Aptamers are synthetically-derived oligonucleotides, or short nucleic acid sequences, that bind to protein targets with high affinity and specificity and can be designed to have a specified duration of action. Archemix will jointly pursue research and development efforts with both of its partners. In addition, miRagen and Dicerna both have an option to negotiate for exclusive rights to further develop and commercialize certain aptamer-RNA therapeutics generated during the collaboration.
 
First-generation RNA therapeutics have been plagued with dosing and delivery problems that aptamer conjugates may solve.
 
"Targeting and delivery of nucleic acid drugs are challenges in the field, and aptamers are an exciting class of agents that can potentially address these issues," says Dr.
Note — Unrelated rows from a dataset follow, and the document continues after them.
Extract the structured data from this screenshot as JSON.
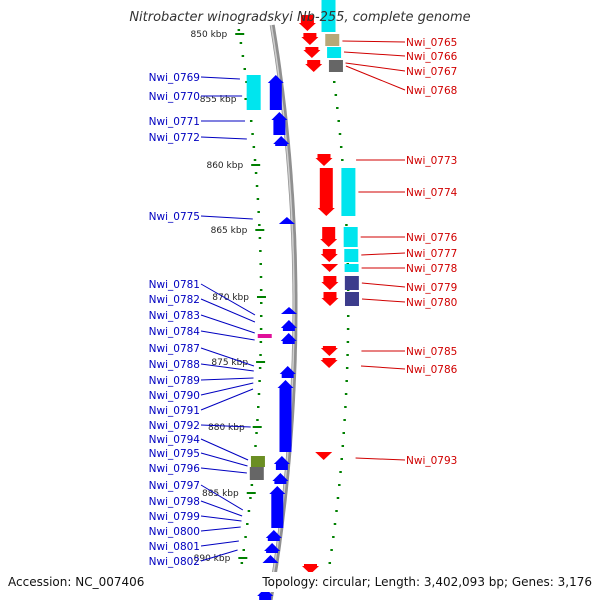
{
  "title": "Nitrobacter winogradskyi Nb-255, complete genome",
  "footer": {
    "accession": "Accession: NC_007406",
    "topology": "Topology: circular; Length: 3,402,093 bp; Genes: 3,176"
  },
  "colors": {
    "forward_strand": "#0000ff",
    "reverse_strand": "#ff0000",
    "cds_cyan": "#00e5ee",
    "cds_navy": "#3c3c8c",
    "cds_olive": "#6b8e23",
    "cds_magenta": "#e0109a",
    "cds_tan": "#b8a878",
    "cds_gray": "#666666",
    "backbone": "#909090",
    "ticks": "#008000"
  },
  "scale_labels": [
    {
      "label": "850 kbp",
      "kbp": 850
    },
    {
      "label": "855 kbp",
      "kbp": 855
    },
    {
      "label": "860 kbp",
      "kbp": 860
    },
    {
      "label": "865 kbp",
      "kbp": 865
    },
    {
      "label": "870 kbp",
      "kbp": 870
    },
    {
      "label": "875 kbp",
      "kbp": 875
    },
    {
      "label": "880 kbp",
      "kbp": 880
    },
    {
      "label": "885 kbp",
      "kbp": 885
    },
    {
      "label": "890 kbp",
      "kbp": 890
    }
  ],
  "left_labels": [
    "Nwi_0769",
    "Nwi_0770",
    "Nwi_0771",
    "Nwi_0772",
    "Nwi_0775",
    "Nwi_0781",
    "Nwi_0782",
    "Nwi_0783",
    "Nwi_0784",
    "Nwi_0787",
    "Nwi_0788",
    "Nwi_0789",
    "Nwi_0790",
    "Nwi_0791",
    "Nwi_0792",
    "Nwi_0794",
    "Nwi_0795",
    "Nwi_0796",
    "Nwi_0797",
    "Nwi_0798",
    "Nwi_0799",
    "Nwi_0800",
    "Nwi_0801",
    "Nwi_0802"
  ],
  "right_labels": [
    "Nwi_0765",
    "Nwi_0766",
    "Nwi_0767",
    "Nwi_0768",
    "Nwi_0773",
    "Nwi_0774",
    "Nwi_0776",
    "Nwi_0777",
    "Nwi_0778",
    "Nwi_0779",
    "Nwi_0780",
    "Nwi_0785",
    "Nwi_0786",
    "Nwi_0793"
  ]
}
William S. Marshall, president and CEO of miRagen. He notes that his company and Archemix have developed a highly defined research plan. First, Archemix will characterize aptamers for miRagen to manipulate and use as models. A traditional joint research committee will be charged with moving the activity forward.
 
 
"We'll use a phased approach to demonstrate activity in vitro with key disease models," Marshall notes. The focus will be cardiovascular and muscular diseases.
 
"The principle is to use aptamers as a targeting moiety," says Archemix's Dr. Page Bouchard, senior vice president of discovery and preclinical development, and he notes that the principle has been reasonably well demonstrated in published reports of various research collaborations. Now it's time to take the potential of aptamers to the next level, he states.
 
 
Archemix will identify aptamers, and miRagen and Dicerna will be responsible for the payload. The Archemix/miRagen and Archemix/Dicerna teams will then develop conjugates. Aptamers are "fairly agnostic" to therapeutic areas, Bouchard says. In contrast to miRagen's focus on cardiovascular and muscular diseases, he notes that Dicerna will be looking at cancer and broader applications.
 
Dr. James C. Jenson, CEO and co-founder of Dicerna, explains that first-generation RNA therapeutics were based on a 21 nucleotide model because initial research in fruit flies indicated that longer molecules wouldn't work. In 2006, Dr. John Rossi—Dicerna's other founder—found out that in mammalian cells they do work, and in fact, have significantly better properties. Not only is the molecule larger, but it also enters the RNAi pathway upstream from where miRNAs enter. The target is not the risk complex itself, but the dicer molecule.
 
 
"Being processed by the dicer, we gain extraordinary advances in potency," Jenson claims. "In respect to the KRAS target, we have two dozen molecules with single-digit picomolar potency. In addition, the gene silencing is catalytic so that a dosing paradigm similar to monoclonal antibodies of perhaps every two weeks can be envisioned."
 
An even bigger advantage, he says, is that the longer molecule (27-mers), have "handles to which we can attach a variety of targeting moieties—aptamers, peptides, small molecules and others."
 
 
Recently, Rossi published a paper that highlighted the binding of GP120 within T-cells, which normally don't take up siRNA at all. By attaching an aptamer, the siRNA complex is hauled into the T-Cell, the dicer clips and the siRNA "does its thing," as Jenson puts it.
 
In contrast to siRNA, miRNAs silence whole-gene complexes, not a single gene. Because they are single molecular entities that dictate the expression of fundamental regulatory pathways, miRNAs represent potential drug targets of unprecedented power. They act to control the expression of sets of genes and entire pathways and are thus thought of as master regulators of gene expression.